Payments companies that are managing growing API landscapes must consider all the different moving pieces. Here is a look at four important API portfolio considerations to take into account.

Managing and supporting an API program within a payments organization often requires a lot of change. Choosing the types of APIs that will compose the API portfolio, managing API lifecycles, and creating an API governance model are all important considerations for payments companies to achieve their strategic goals while removing obstacles that may stand in the way of those goals.

This article looks at four important API considerations for organizations that are managing API portfolios, including how to most effectively manage APIs both as individuals and as a portfolio.

1.Types of APIs

Payments companies that are just launching an API program may minimize variance across API formats. Limiting variety and maintaining similar implementation and design details for APIs can streamline deployment as teams can set their sites on functionality rather than debating different implementation ideologies. As an API portfolio grows and as teams and programs mature, it will likely become necessary to add variety into an API landscape to accommodate special use cases and customer needs. With time, emerging technologies and evolving preferences will also call for a more nuanced API landscape. Keeping a watchful eye on governance and design guidance can provide key signals that it’s time to add variety; when the two seem to be in opposition, it may be time to update guidelines.

2. Number of APIs

Just as with variety, the number of published APIs will typically start small and be seamlessly managed from a central location. As an organization increases the number of services and as the API program matures, this central source will probably not scale. Instead, review, approval, and management responsibilities will likely be distributed out to a larger group of both engineers and software architects. As the number of APIs increases and as the management circle widens, organizations must adapt guidelines and governance accordingly.

3.Insights into APIs

As an API portfolio and program matures, the ability to garner insights and maintain visibility across the entire ecosystem becomes more burdensome. There are certain insights that should be tracked over time, including:

  • The time it takes from idea to implementation of services
  • Which services are available and how those services can be connected
  • Performance and success per each API

Tracking these insights can help teams understand when certain APIs may need to be retired or at least updated. Just as with the other considerations, this becomes increasingly complex as the API landscape grows. What may begin as spreadsheet tracking and gateway logs will likely need to evolve into an automated process that includes real-time reporting to manage and monitor service performance and deployment status.

4. Governance of APIs

Depending on the complexity of a payments company’s API organization, governance may need to be distilled into distinct categories to ensure that APIs deliver the intended value without ending up in conflict. This article highlights how categorizing API governance into four buckets can help ease any contention that may exist between goals. Those four categories include:

API program governance: This includes defining the overarching API strategy and ensuring it aligns with the organization’s business goals and organizational dynamics. This effort is typically spearheaded by API program leadership or an API “Center for Enablement” (C4E).
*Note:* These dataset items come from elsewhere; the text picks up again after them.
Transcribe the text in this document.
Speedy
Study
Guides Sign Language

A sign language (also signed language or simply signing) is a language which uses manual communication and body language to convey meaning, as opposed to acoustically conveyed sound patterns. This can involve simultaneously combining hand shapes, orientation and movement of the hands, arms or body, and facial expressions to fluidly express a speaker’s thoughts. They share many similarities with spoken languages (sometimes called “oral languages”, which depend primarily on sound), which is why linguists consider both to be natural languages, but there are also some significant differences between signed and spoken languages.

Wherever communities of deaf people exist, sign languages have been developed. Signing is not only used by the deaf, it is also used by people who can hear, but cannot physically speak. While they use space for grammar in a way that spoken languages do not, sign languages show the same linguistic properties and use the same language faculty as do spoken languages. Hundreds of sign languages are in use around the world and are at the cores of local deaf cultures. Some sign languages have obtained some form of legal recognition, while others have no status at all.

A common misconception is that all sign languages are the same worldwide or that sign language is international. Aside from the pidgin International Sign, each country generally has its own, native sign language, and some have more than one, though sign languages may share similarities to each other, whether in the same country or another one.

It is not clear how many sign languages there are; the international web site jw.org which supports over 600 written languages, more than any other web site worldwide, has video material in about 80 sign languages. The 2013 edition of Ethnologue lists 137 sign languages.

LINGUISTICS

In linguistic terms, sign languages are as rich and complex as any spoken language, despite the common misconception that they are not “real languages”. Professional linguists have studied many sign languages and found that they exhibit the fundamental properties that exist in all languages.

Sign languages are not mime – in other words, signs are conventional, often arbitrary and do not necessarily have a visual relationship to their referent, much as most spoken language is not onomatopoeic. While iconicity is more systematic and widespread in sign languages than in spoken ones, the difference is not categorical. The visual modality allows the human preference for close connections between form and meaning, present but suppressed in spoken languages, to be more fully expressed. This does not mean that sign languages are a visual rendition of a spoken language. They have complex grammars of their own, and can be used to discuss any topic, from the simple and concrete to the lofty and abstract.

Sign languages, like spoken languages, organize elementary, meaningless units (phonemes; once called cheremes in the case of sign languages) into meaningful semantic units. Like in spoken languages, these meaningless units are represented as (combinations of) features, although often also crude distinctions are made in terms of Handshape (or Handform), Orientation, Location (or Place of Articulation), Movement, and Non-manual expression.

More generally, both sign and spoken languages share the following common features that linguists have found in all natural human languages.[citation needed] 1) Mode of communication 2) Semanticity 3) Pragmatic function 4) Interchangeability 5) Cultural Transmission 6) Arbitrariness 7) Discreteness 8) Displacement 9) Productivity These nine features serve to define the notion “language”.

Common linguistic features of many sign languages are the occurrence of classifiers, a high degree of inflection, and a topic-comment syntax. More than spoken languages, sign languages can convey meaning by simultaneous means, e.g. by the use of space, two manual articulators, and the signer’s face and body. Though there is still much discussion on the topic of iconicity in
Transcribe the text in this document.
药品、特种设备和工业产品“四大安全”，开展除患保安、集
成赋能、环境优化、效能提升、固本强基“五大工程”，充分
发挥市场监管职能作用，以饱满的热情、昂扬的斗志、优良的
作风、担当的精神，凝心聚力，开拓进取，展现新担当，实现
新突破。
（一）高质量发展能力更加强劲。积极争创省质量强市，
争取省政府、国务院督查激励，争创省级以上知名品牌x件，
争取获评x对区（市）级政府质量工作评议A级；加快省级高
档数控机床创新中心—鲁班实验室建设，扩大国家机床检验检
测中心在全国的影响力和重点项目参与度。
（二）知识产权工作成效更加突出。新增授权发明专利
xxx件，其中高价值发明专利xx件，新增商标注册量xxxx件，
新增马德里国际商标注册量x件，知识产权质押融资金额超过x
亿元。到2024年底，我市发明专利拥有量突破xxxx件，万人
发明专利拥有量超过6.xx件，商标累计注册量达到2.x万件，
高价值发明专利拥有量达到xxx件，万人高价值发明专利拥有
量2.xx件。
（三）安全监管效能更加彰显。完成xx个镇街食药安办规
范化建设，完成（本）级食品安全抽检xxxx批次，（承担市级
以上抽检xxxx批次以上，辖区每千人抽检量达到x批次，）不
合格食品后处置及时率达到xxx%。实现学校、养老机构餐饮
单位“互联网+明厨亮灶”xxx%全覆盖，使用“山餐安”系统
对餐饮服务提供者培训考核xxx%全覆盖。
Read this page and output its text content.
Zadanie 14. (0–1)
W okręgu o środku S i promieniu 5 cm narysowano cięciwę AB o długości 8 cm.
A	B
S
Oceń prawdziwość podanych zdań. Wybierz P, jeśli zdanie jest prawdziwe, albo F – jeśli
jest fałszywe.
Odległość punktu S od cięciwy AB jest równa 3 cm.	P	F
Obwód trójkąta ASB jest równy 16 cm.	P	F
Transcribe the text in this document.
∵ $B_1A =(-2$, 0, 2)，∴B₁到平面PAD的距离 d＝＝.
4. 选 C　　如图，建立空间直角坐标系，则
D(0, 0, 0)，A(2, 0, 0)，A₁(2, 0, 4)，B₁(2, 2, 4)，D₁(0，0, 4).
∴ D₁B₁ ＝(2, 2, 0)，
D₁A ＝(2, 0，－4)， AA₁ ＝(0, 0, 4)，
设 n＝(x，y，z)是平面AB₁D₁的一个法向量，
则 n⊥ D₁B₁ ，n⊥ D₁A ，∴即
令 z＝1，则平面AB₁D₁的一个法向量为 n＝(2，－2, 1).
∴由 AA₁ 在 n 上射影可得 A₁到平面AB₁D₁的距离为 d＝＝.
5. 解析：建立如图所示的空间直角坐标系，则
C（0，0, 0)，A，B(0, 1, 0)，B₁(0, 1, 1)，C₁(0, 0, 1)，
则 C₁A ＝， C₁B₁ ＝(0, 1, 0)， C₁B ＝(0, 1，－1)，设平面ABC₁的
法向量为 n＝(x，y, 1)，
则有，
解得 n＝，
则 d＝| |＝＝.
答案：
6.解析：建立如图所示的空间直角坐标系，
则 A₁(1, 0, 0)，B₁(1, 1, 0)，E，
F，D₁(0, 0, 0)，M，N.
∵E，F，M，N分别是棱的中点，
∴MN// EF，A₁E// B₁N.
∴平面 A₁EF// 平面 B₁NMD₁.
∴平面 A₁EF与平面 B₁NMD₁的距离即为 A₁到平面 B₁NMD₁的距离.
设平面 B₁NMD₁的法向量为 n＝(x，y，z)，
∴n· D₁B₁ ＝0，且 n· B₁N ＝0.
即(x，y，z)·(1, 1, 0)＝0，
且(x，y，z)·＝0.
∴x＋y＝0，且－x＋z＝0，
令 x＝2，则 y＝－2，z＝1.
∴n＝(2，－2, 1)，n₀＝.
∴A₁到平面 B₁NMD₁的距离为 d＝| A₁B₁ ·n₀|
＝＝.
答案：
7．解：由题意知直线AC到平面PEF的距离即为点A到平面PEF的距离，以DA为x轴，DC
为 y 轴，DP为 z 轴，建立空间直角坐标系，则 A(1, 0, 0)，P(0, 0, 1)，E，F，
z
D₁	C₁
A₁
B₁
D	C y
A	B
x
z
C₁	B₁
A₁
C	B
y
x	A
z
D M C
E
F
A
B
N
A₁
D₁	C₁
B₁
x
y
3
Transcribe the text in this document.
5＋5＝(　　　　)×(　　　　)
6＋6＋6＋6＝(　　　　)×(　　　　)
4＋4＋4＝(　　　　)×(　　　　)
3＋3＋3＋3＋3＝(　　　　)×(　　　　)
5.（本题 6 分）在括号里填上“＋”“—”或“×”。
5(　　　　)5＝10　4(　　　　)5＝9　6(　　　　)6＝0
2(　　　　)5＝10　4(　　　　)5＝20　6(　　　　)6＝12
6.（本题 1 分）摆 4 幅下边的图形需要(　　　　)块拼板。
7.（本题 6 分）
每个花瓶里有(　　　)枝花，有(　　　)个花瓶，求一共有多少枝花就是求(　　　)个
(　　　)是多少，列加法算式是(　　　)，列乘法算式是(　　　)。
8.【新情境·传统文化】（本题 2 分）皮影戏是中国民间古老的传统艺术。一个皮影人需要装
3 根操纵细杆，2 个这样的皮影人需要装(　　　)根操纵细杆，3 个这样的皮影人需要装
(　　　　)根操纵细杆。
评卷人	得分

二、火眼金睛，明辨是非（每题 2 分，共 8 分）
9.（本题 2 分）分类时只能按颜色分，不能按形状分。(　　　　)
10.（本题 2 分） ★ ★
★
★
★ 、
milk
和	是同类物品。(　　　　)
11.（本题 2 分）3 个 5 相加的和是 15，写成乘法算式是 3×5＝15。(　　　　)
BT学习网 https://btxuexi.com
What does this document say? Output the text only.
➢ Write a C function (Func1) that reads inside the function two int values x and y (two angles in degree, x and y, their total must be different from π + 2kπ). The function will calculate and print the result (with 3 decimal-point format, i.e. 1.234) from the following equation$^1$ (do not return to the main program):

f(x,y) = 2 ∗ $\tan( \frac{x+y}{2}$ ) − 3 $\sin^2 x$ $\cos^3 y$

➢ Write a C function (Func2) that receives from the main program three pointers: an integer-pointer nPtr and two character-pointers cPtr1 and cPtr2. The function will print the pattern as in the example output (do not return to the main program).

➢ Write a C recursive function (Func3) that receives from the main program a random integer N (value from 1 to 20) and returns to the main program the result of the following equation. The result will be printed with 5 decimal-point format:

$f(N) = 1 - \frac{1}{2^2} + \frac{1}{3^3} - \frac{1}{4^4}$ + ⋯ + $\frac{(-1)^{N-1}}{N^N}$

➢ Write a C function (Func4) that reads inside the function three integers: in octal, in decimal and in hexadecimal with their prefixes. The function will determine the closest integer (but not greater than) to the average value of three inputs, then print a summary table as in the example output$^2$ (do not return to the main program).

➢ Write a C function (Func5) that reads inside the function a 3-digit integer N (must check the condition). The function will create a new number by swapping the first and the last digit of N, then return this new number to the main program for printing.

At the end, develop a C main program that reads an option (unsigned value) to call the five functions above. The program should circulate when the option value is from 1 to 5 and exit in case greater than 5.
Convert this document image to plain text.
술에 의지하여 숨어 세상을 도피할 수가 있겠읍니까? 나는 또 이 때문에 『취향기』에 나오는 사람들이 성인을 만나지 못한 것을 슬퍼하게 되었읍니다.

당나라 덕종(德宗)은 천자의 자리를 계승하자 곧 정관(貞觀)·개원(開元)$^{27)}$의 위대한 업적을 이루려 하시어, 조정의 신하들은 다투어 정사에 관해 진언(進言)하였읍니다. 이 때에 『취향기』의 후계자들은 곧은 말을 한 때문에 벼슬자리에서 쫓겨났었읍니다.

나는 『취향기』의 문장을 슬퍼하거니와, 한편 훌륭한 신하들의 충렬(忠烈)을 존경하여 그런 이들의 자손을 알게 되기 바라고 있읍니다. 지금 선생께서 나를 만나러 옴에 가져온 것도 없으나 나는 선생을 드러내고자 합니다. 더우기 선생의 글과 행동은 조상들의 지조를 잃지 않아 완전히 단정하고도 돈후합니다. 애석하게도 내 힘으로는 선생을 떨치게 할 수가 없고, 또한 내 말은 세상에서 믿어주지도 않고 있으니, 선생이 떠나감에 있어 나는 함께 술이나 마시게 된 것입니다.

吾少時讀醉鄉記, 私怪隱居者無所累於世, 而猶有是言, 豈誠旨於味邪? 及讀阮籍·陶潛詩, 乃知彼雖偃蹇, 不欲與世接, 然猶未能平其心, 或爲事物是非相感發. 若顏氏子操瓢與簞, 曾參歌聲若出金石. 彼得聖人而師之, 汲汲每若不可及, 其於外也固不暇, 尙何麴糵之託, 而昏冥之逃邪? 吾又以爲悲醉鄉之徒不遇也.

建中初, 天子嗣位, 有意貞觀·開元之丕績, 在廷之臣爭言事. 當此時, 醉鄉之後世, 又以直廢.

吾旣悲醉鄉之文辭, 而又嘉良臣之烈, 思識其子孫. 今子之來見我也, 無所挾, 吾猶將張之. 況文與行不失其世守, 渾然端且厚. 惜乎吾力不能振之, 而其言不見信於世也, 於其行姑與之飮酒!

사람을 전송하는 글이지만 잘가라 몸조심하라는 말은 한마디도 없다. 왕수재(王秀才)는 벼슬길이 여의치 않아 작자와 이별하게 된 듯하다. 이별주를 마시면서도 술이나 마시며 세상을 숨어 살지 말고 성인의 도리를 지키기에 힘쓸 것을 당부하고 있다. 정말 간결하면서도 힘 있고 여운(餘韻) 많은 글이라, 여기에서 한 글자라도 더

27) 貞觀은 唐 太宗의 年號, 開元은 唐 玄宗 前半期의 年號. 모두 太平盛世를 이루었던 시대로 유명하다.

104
API product governance: This includes lifecycle management for individual APIs to ensure they continue to meet business objectives by measuring API products against the business model. API product teams API product managers are usually in charge of API product governance.

API portfolio governance: API portfolio governance focuses on managing an organization’s superset of API products to ensure that product teams are not duplicating efforts or opening up vulnerabilities and that developer experiences remain consistent. Early-stage API portfolio governance normally falls under the C4E umbrella of responsibility.

API platform governance: This area of governance focuses on enforcing policies for the other three buckets of governance as well as leveraging automation and digital capabilities to boost resilience, security, and stability within the operational environment. C4E also takes ownership of this category in the early stages.

As conflict will tend to happen between these areas (rather than within them), this categorization can aid in the creation of a holistic API governance model that minimizes friction while maintaining clear ownership roles.

Whether an organization is managing just a few APIs or hundreds or thousands, challenges will arise along the way. Being cognizant of the considerations outlined above can streamline growth and efficiency as a company adds more APIs and teams to the ecosystem.